Théâtre : La galaxie de la perte

« Rabbit Hole », la nouvelle production du TOL, s’empare d’un sujet rarement traité au théâtre : le deuil. Véritable montagne russe d’émotions, la pièce ballotte le public entre rire et larmes avec beaucoup de sensibilité.

Une chambre d’enfant, un couple en deuil : Colette Kieffer et Jérôme Varanfrain dans « Rabbit Hole ». (Photos : Ricardo Vaz Palma)

Au début, il y a cette conversation quasi anodine entre sœurs. Izzy raconte à Becky une rixe dans un bar, où elle a frappé une femme. Puis au détour d’un mot de trop, d’une allusion appuyée, de la révélation de sa grossesse enfin, elle provoque la crise qui couvait. Car Becky a perdu son fils Danny il y a quelques mois, et si elle est désormais prête à donner les vêtements de celui-ci à la Croix-Rouge, elle n’avait pas prévu la douleur de voir sa sœur tomber enceinte. D’autant qu’Izzy, au caractère fantasque, vient juste de commencer une relation amoureuse. Belle entrée en matière que cette première scène, où l’écriture de David Lindsay-Abaire (récompensé en 2007 par le prix Pulitzer de la meilleure pièce) installe l’atmosphère avec un verbe sûr et efficace. Tout est déjà en place : on sent, on sait que l’on a affaire à une famille où les non-dits vont se voir porter à la surface.

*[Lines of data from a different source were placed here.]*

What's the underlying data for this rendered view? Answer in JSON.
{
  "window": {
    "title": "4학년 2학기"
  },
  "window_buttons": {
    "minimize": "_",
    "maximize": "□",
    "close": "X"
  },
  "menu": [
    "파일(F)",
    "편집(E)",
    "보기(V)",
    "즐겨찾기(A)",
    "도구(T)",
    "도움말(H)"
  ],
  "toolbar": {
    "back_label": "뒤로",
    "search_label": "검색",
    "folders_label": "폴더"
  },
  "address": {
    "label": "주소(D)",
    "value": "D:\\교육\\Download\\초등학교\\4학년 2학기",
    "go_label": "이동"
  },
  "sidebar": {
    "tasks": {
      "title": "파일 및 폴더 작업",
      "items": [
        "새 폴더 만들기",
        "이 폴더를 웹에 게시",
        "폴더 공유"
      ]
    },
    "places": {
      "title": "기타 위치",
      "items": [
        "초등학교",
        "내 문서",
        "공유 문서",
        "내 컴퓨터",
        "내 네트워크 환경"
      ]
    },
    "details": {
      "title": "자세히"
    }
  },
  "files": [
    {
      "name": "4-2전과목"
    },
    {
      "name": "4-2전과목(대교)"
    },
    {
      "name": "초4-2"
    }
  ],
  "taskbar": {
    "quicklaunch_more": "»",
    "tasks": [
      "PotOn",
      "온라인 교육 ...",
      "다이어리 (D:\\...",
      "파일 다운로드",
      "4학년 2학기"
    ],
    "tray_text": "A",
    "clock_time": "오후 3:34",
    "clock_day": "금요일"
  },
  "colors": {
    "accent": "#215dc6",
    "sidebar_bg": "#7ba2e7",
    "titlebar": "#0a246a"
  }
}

Comme pour assener encore plus le coup de poing de l’accident mortel de Danny sur le public, le décor de Jeanny Kratochwil propose une jolie chambre d’enfant au mignon papier peint animalier. C’est là qu’évoluent Izzy et Becky, mais aussi Howard, le mari de cette dernière, qui se raccroche au souvenir de son fils au moyen de vidéos tout en essayant de raviver la flamme de son couple. Plus tard y débarqueront Nat, la mère des deux sœurs, et Jason, l’adolescent dont la voiture a heurté le petit Danny.

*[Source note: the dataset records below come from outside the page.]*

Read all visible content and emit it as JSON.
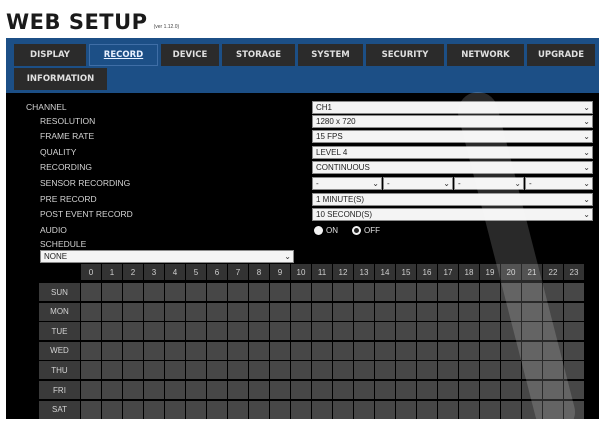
{
  "header": {
    "title": "WEB SETUP",
    "version": "(ver 1.12.0)"
  },
  "tabs_row1": [
    "DISPLAY",
    "RECORD",
    "DEVICE",
    "STORAGE",
    "SYSTEM",
    "SECURITY",
    "NETWORK",
    "UPGRADE"
  ],
  "tabs_row2": [
    "INFORMATION"
  ],
  "active_tab": "RECORD",
  "form": {
    "channel": {
      "label": "CHANNEL",
      "value": "CH1"
    },
    "resolution": {
      "label": "RESOLUTION",
      "value": "1280 x 720"
    },
    "frame_rate": {
      "label": "FRAME RATE",
      "value": "15 FPS"
    },
    "quality": {
      "label": "QUALITY",
      "value": "LEVEL 4"
    },
    "recording": {
      "label": "RECORDING",
      "value": "CONTINUOUS"
    },
    "sensor_recording": {
      "label": "SENSOR RECORDING",
      "values": [
        "-",
        "-",
        "-",
        "-"
      ]
    },
    "pre_record": {
      "label": "PRE RECORD",
      "value": "1 MINUTE(S)"
    },
    "post_event_record": {
      "label": "POST EVENT RECORD",
      "value": "10 SECOND(S)"
    },
    "audio": {
      "label": "AUDIO",
      "on_label": "ON",
      "off_label": "OFF",
      "selected": "OFF"
    },
    "schedule": {
      "label": "SCHEDULE",
      "value": "NONE"
    }
  },
  "schedule_grid": {
    "hours": [
      "0",
      "1",
      "2",
      "3",
      "4",
      "5",
      "6",
      "7",
      "8",
      "9",
      "10",
      "11",
      "12",
      "13",
      "14",
      "15",
      "16",
      "17",
      "18",
      "19",
      "20",
      "21",
      "22",
      "23"
    ],
    "days": [
      "SUN",
      "MON",
      "TUE",
      "WED",
      "THU",
      "FRI",
      "SAT"
    ]
  },
  "colors": {
    "accent": "#1c4f86",
    "panel": "#000000",
    "tab": "#2b2b2b",
    "cell": "#474747"
  },
  "icons": {
    "dropdown": "chevron-down-icon",
    "radio": "radio-icon"
  }
}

Au fil de la pièce et des dialogues, toujours incisifs, vont se tisser des parallèles entre les actions des protagonistes et entre les deuils. Puisque deux deuils il y a : Arthur, le frère héroïnomane d’Izzi et Becky, s’est suicidé à l’âge de 30 ans. Pas de comparaison, s’insurge Becky, entièrement consumée par ses souvenirs. Mais la vie doit continuer, et c’est aussi pour ça que résonnent sur scène une ironie mordante ou un humour décalé qui n’aura jamais mieux mérité son surnom de politesse du désespoir. Devant la douleur de la perte, chacun reste seul et doit se reconstruire dans sa relation aux autres. C’est ce lent processus et la constellation des réactions de ses personnages que David Lindsay-Abaire raconte, servant des moments de profonde tristesse et d’autres de joie franche ou nerveuse. Comme une symphonie en plusieurs mouvements, où l’on passe par toutes les émotions. Parce qu’on rit aussi beaucoup sur ce sujet grave, dans une pièce qui concilie pudeur, retenue et grain de folie occasionnel.

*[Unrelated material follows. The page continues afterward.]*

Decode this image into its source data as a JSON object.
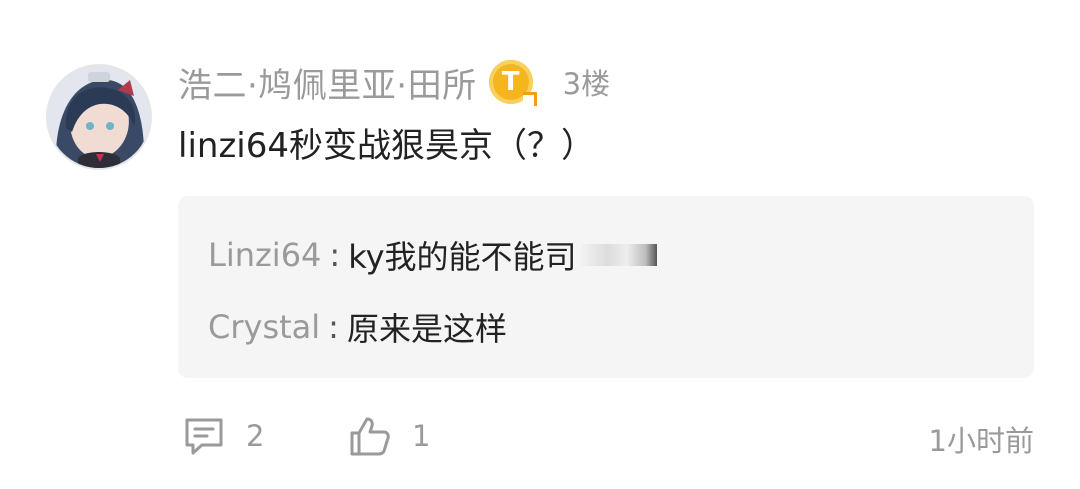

L’interprétation de cette partition par Colette Kieffer (Becky) et Jérôme Varanfrain (Howard) est splendide, tant l’alchimie fonctionne entre eux : elle droite dans ses bottes de prêtresse du temple élevé à son fils, lui effondré à l’intérieur mais conscient qu’il faut continuer. Leurs scènes de ménage et leurs réconciliations donnent le diapason nécessaire aux autres protagonistes, Caty Baccega (Izzy), Monique Reuter (Nat) et le jeune Romain Gelin (Jason).

La metteuse en scène et directrice du TOL Véronique Fauconnet (assistée par Dana Calimente) a pris le parti du réalisme, d’un certain naturalisme même, en multipliant notamment les accessoires. Comme une boutade, elle évoque la difficulté d’une telle prouesse dans un théâtre sans coulisses en disant que le dramaturge n’a pas pensé au TOL en écrivant la pièce. Il aurait dû, pourrait-on répondre : si près de la scène, au point de voir respirer, renifler et, pour les premiers rangs, de pouvoir toucher actrices et acteurs, on entre encore plus dans la vie de ces personnages. Ils deviennent d’autant plus proches de nous mentalement qu’ils le sont physiquement. Une écriture vive et une interprétation charnelle à voir séance tenante.

Au Théâtre ouvert Luxembourg, le 31 octobre et les 8, 13 et 23 novembre à 19h, les 1er, 9, 14, 15, 21 et 22 novembre à 20h ainsi que le 10 novembre à 17h30.